You should also contact your local branch of UMC Que Choisir, who will look at your case and advise upon it; they might also pursue the claim on your behalf.
However, French law takes a very limited literal interpretation of what you agreed to, so be sure your signed devis (the contract for the installation) made it very clear that the heating would be effective throughout the house. I know of a case where a builder forgot to allow for holes in a stone wall inside a house which would support the beams he had agreed to put in; he therefore hung the beams on brackets. The client sued; the builder won, because the contract merely stated to install beams and did not specify the method of support. Not very aesthetic compared to the usual method of supporting the beams on holes chopped out of the wall but he had literally provided the beams and it was his choice as to how they would be supported, in the absence of a specific term of agreement as to this point.
I had a (different) problem with a wood-burning stove, and had a similar response from the retailer - "not my problem".
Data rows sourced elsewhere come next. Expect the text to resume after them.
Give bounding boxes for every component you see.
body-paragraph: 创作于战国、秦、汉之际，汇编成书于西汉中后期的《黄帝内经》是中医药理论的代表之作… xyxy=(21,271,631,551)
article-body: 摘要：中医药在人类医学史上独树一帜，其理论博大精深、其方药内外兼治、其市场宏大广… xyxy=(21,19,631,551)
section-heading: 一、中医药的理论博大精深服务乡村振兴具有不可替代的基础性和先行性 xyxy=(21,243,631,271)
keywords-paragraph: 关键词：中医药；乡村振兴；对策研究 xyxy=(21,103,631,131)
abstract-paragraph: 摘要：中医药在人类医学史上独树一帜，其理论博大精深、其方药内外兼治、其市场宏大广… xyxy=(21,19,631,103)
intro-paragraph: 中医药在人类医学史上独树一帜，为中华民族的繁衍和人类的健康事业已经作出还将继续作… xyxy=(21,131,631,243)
I took a different route - I took a picture of the problem and loaded it onto U-Tube, with the retailer's name, and "Problem" both prominent, to give it a better chance of being high on the search-engines' lists - if people looked up that name. It reached 800 hits within a couple of weeks - 800 potential customers that I hope were persuaded to buy elsewhere. They sent a letter (recorded delivery) threatening a libel suit; I replied that it couldn't be libel if it was true, and I had all the evidence. Suddenly they wanted to help. I like to think that I cost them some sales...
I think someone's already advised you to be sure you're naming the right enterprise - which company's name is on the devis and facture? Also, be sure you keep it factual, not personal or abusive, or you might give them grounds for a libel case.